Tuesday, May 3, 2011

We can be free and insure our children; indeed, we can't be if we don't


I recently responded to an email equating life in a more progressive society with communism:

"So if you want to imagine what life will be like when the central planners and experts get complete control, just imagine being in the army for the rest of your life, with no chance to ever leave it :)"

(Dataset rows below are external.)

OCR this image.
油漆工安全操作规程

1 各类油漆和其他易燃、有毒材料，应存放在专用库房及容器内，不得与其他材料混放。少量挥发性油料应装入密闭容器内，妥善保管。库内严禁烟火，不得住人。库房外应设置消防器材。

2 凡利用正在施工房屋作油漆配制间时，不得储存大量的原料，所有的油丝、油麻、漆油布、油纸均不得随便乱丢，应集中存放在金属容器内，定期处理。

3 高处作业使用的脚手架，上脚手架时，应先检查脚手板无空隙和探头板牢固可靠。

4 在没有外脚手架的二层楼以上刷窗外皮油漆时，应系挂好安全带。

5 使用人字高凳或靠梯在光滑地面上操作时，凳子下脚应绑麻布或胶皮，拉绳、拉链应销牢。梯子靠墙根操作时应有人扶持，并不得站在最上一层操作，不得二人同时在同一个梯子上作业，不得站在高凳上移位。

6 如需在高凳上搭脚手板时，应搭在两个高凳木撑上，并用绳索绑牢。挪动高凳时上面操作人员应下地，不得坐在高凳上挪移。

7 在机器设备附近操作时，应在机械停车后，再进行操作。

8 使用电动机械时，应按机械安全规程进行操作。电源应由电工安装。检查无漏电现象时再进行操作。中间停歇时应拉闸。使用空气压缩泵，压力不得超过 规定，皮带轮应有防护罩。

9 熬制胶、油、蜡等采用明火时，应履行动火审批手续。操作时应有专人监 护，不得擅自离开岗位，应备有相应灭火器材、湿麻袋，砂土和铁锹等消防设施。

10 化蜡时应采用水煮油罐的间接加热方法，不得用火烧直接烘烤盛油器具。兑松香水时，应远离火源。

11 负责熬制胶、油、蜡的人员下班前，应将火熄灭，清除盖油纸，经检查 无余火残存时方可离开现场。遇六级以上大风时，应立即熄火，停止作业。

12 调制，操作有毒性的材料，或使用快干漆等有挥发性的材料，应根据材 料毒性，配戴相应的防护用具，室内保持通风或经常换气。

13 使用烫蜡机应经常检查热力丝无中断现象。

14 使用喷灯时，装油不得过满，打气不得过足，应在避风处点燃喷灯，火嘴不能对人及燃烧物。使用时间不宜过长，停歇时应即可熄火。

I will try to remember that the next time I step outside, considering I live in a country now that has all the things "progressive say they want" and the contrast between Switzerland and the military could not be greater.   All the countries of Western Europe - and I have visited or lived in most of them - have universal healthcare and the idea that this leads inevitably to loss of freedom or stagnation of economic growth is beyond ludicrous.  If there is an exodus of French, Germans, or Swiss fleeing for the United States, I must have completely missed it.  No chains, no camps, no gulags.   Just healthier children and citizens and no risk of losing everything you ever worked for because you get sick between jobs.    On every parameter from infant mortality to teen pregnancy to life expectancy at birth, countries with universal healthcare do far better than we do.  Our own CIA (the same one who just killed Osama bin Laden) ranked us 49th in the world in life expectancy.   49th.
The Commonwealth Fund recently put out a survey of 7 leading countries and where do you think we ranked?  Dead last.   Although we were #1 in one category:  spending (@ $7,290 per citizen, about twice what the other surveyed countries spend).   They pay less and get more, so if you want to reduce waste, you must support healthcare reform (don't you?).   
There are many sorts of freedom and many forms of tyranny.   Europeans are free from having to save a fortune to send their kids to a private college or take them out of failing public schools or pay thousands a year for a for profit health insurance plan.   They pay more for a Big Mac though and our cell phone plans are a bit cheaper, so I guess there are some advantages to life in America.  Personally, I would rather my child did not die from a treatable illness because some gubment-hater was duped into believing that healthcare reform is a "government takeover of healthcare."  But that's just me.
You are confusing being in uniform and having each minute of your life orchestrated by a government with having to pay a nickel more in taxes each day (if that) but a thousand dollars less a month in private insurance premiums.    I think you're also confusing socialism and communism, but I  have given up trying to educate people on this (they do both end in -ism, after all, and the communists called themselves socialists; avoiding socialism because communists misused the word would be like shunning democracy because East Germany called itself "Democratic.")  

"I must be looking at the wrong government bashing websites.  The ones I look at don't say much about 'doing nothing right', but rather focus on government over-reach and over regulation, and massive, massive overspending."

Perhaps you have been out of the country for as long as I have.  Google "Tea Party" or "Koch brothers" or "John Birch Society" (a creation of David Koch's father).   Listen to the pronouncements of the freshmen class of Congress including one of our classmates.  Perhaps Reagan was stuttering when he said that government was not part of the problem, it was the problem.  

Re government over-reach and over-regulation, how does defunding Planned Parenthood, NPR, Head Start, healthcare for 9-11 first responders, or healthcare for poor children, the elderly, and disabled, fit into that scheme?  And I'm not sure increasing government intrusion into the doctor-patient relationship (when the patient is a woman) fits into your libertarian theme anymore than government telling citizens they cannot organize for better working conditions has anything to do with freedom.  
I agree the government, even under Obama, is continuing to deficit spend  (it tends to do that during wars and economic crises such as the one triggered by the deregulation of the smartest guys in the room who brought us the mortgage-backed securities and other job-crushing private initiatives) but I'm not sure I would agree that 5% of GDP is "massive, massive," especially if the deficit was created by a package of tax cuts that cost about 5% of GDP.   If the deficit is "massive, massive" then so are the tax cuts, so thanks for making the case for rolling them back to at least Clinton, if not Reagan, era levels. 
Most government spending is non-discretionary, determined decades ago by legislation, particularly the Great Society programs, and demographics.  You can't plug a 1.5T whole by ignoring 1.5T of tax cuts and defunding $30 or $60 or $90 billion from programs to the poor who did nothing to get us into this mess.   I personally do not mind paying a bit more in taxes so that someone's grandmother does not have to eat cat food or choose between groceries or medicine, or so that returning veterans will have fully-staffed clinics and no veteran will sleep under a bridge one day, but that seems a minority opinion in some circles.  
Let's just all thank the gods that this strike on Osama bin Laden was not outsourced to a private firm but left to professionals whose primary motivation is service to others, not service to self.